It’s a hard truth for many partisans to accept: Sometimes your political enemy manages to do a good thing. Maybe your enemy stumbles into it by accident or misleads voters to make it happen. But none of that means that they can’t, on occasion, make what turns out to be a pretty smart and beneficial decision.
Sorry, Democrats, but President Trump’s big corporate tax cut was just such a good thing. That’s why President Biden wants to keep lots of it.
Unlike with his $1.9 trillion COVID-19 relief bill, which is being financed by government borrowing, Biden wants to raise taxes to pay for some portion of his new proposal that would spend trillions on infrastructure, R&D, and Medicaid home services. And among the tax hikes being considered, Biden would raise the top corporate tax rate to 28 percent from 21 percent.
Yet that sizable increase would reverse only a portion of Trump’s corporate tax reductions. In one of the key provisions in the Tax Cuts and Jobs Act, passed in December 2017, the top federal corporate income tax rate was lowered to 21 percent from 35 percent. In one fell swoop, the United States went from having the highest corporate tax rate among rich countries to one that was about average.
At the time, Democrats said the Tax Cuts and Jobs Act was a costly gift to corporate America and rich folks at the expense of the middle class. But then why isn’t Biden trying to reverse all the Trump tax cuts, especially the ones to business? Why isn’t he trying to take that tax rate all the way back to 35 percent?
Well, for pretty much the same reason the Obama-Biden administration wanted to slash that tax rate a decade ago: basic economics. Tax rates affect how much and where a company invests. A place with a lower tax rate is a place where a company can earn more after-tax income generated by a new investment. More investment makes workers more productive and, over time, raises wages. Not only that, a country with a comparatively high corporate tax rate risks its companies relocating overseas.
That said, many Democrats still clearly think the Trump tax cuts were a total failure — and an expensive one. It’s true that if you look at the economy before and after the Trump tax cuts, there doesn’t seem to be a whole lot of difference. Growth, productivity, and business investment seem about the same. Not much sign of the sharp and sustained surge that was promised.
Economists who support the tax cuts make two points in response. First, don’t confuse political arguments for economic ones. While Republican politicians may have sold the tax cuts by promising a flood of corporate cash into the domestic economy from overseas holdings, that’s not what the wonks expected. They were looking for a gradual increase in domestic investment, as companies searched out investments that would be made more profitable by the tax cuts.
Second, a month after Trump signed the tax cuts into law, he slapped tariffs on imported solar panels and washing machines. That began a series of trade spats that led to tit-for-tat tariffs by the United States and China. Many economists think the uncertainty and higher costs created by this trade war might have caused enough companies to defer their investment plans and seriously undermined the effectiveness of the tax cuts. What Trump gave with one action, he took away with another. As economist Steven Davis, co-creator of the Economic Policy Uncertainty Index, described it back then, companies faced “a tremendous, Trumpian upsurge in anxiety and uncertainty.”

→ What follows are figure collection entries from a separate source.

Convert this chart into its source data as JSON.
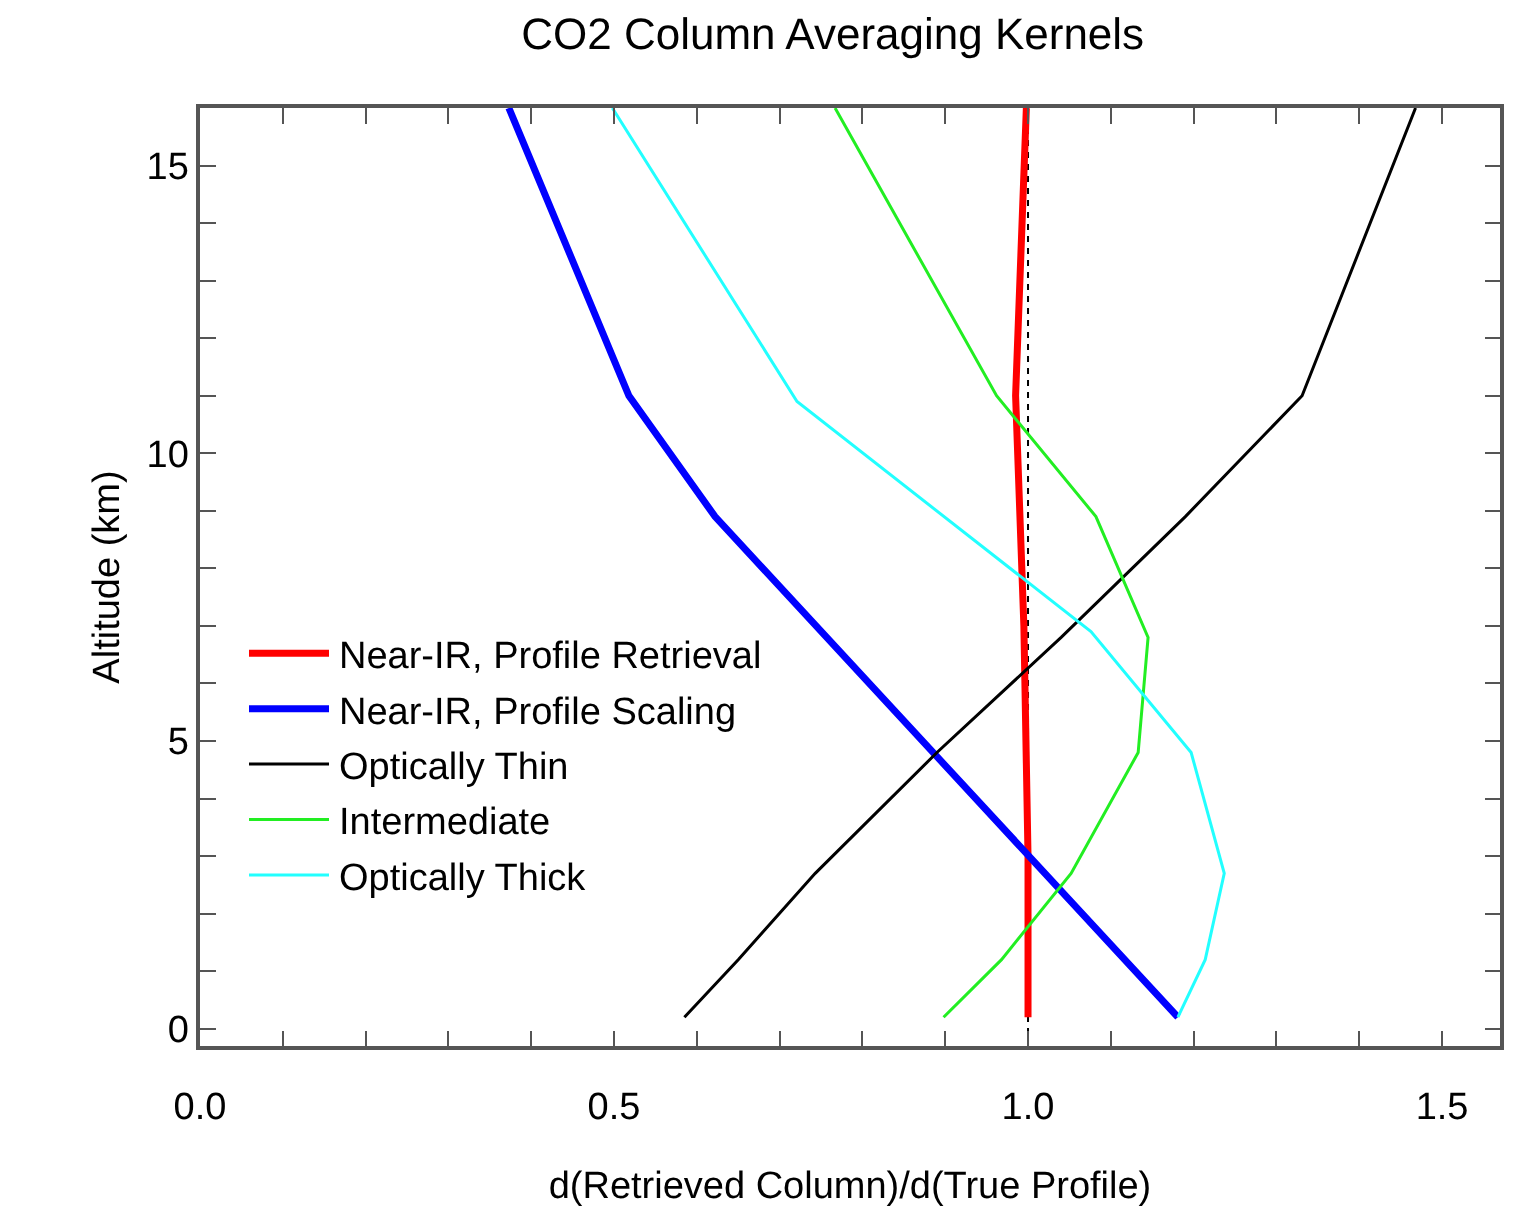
{
  "chart_data": {
    "type": "line",
    "title": "CO2 Column Averaging Kernels",
    "xlabel": "d(Retrieved Column)/d(True Profile)",
    "ylabel": "Altitude (km)",
    "series": [
      {
        "name": "Near-IR, Profile Retrieval",
        "color": "#ff0000",
        "x": [
          1.0,
          1.0,
          0.995,
          0.985,
          0.998
        ],
        "values": [
          0.2,
          3,
          7,
          11,
          16
        ]
      },
      {
        "name": "Near-IR, Profile Scaling",
        "color": "#0000ff",
        "x": [
          1.181,
          0.622,
          0.518,
          0.373
        ],
        "values": [
          0.2,
          8.9,
          11,
          16
        ]
      },
      {
        "name": "Optically Thin",
        "color": "#000000",
        "x": [
          0.585,
          0.65,
          0.743,
          0.89,
          1.04,
          1.19,
          1.331,
          1.468
        ],
        "values": [
          0.2,
          1.2,
          2.7,
          4.8,
          6.8,
          8.9,
          11,
          16
        ]
      },
      {
        "name": "Intermediate",
        "color": "#22ee22",
        "x": [
          0.898,
          0.968,
          1.052,
          1.133,
          1.145,
          1.082,
          0.962,
          0.767
        ],
        "values": [
          0.2,
          1.2,
          2.7,
          4.8,
          6.8,
          8.9,
          11,
          16
        ]
      },
      {
        "name": "Optically Thick",
        "color": "#22ffff",
        "x": [
          1.181,
          1.214,
          1.237,
          1.197,
          1.076,
          0.721,
          0.498
        ],
        "values": [
          0.2,
          1.2,
          2.7,
          4.8,
          6.9,
          10.9,
          16
        ]
      }
    ],
    "ref_lines": [
      {
        "axis": "x",
        "value": 1.0,
        "color": "#000000",
        "line_style": "dotted"
      }
    ],
    "xlim": [
      0,
      1.57
    ],
    "ylim": [
      -0.3,
      16
    ],
    "xticks": [
      {
        "value": 0,
        "label": "0.0"
      },
      {
        "value": 0.1,
        "label": null
      },
      {
        "value": 0.2,
        "label": null
      },
      {
        "value": 0.3,
        "label": null
      },
      {
        "value": 0.4,
        "label": null
      },
      {
        "value": 0.5,
        "label": "0.5"
      },
      {
        "value": 0.6,
        "label": null
      },
      {
        "value": 0.7,
        "label": null
      },
      {
        "value": 0.8,
        "label": null
      },
      {
        "value": 0.9,
        "label": null
      },
      {
        "value": 1.0,
        "label": "1.0"
      },
      {
        "value": 1.1,
        "label": null
      },
      {
        "value": 1.2,
        "label": null
      },
      {
        "value": 1.3,
        "label": null
      },
      {
        "value": 1.4,
        "label": null
      },
      {
        "value": 1.5,
        "label": "1.5"
      }
    ],
    "yticks": [
      0,
      {
        "value": 1,
        "label": null
      },
      {
        "value": 2,
        "label": null
      },
      {
        "value": 3,
        "label": null
      },
      {
        "value": 4,
        "label": null
      },
      5,
      {
        "value": 6,
        "label": null
      },
      {
        "value": 7,
        "label": null
      },
      {
        "value": 8,
        "label": null
      },
      {
        "value": 9,
        "label": null
      },
      10,
      {
        "value": 11,
        "label": null
      },
      {
        "value": 12,
        "label": null
      },
      {
        "value": 13,
        "label": null
      },
      {
        "value": 14,
        "label": null
      },
      15
    ],
    "grid": false,
    "legend": "left",
    "marker": "none",
    "line_style": "solid"
  }
}
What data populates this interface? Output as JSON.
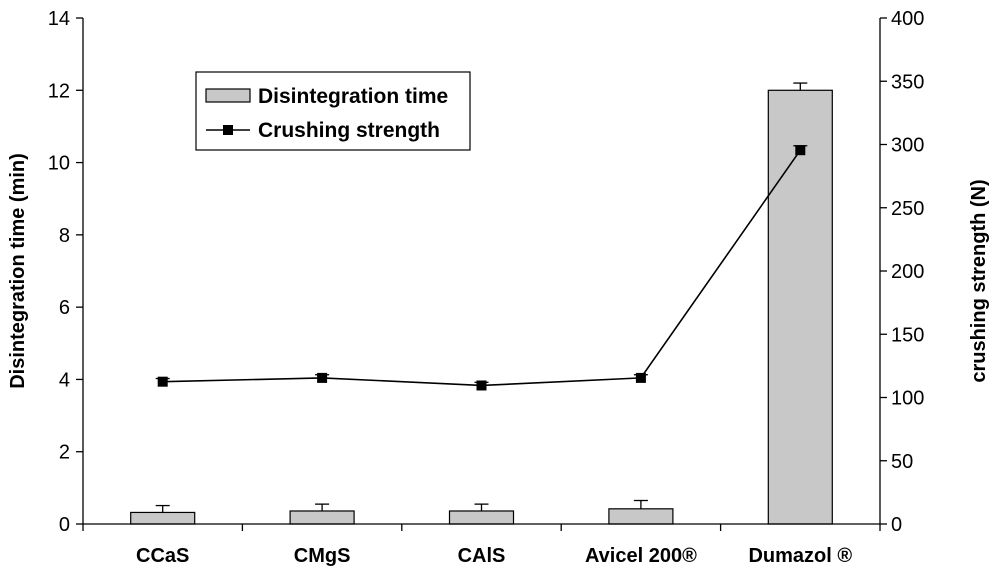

One of my concerns about Trump’s trade policy — in addition to its aimlessness — was that it would mask the benefits of the corporate tax cuts and make it easier for Democrats to repeal them. Likewise, I was worried that not paying for the tax cuts would make it easier for Democrats to avoid fully paying for their spending plans once they inevitably retook power in Washington. Now those concerns have become reality.
A 28 percent corporate tax rate isn’t so high as to kill the economy. But it also won’t make the economy more productive than the 21 percent rate does. And more importantly, it distracts Washington from pursuing a tax overhaul that is both economically efficient and raises sufficient revenue for the long term. This could be a consumption tax, such as a value-added tax, or a carbon tax, or both. Trump didn’t have any interest in that stuff, but Biden should. It would truly prove Trump wrong.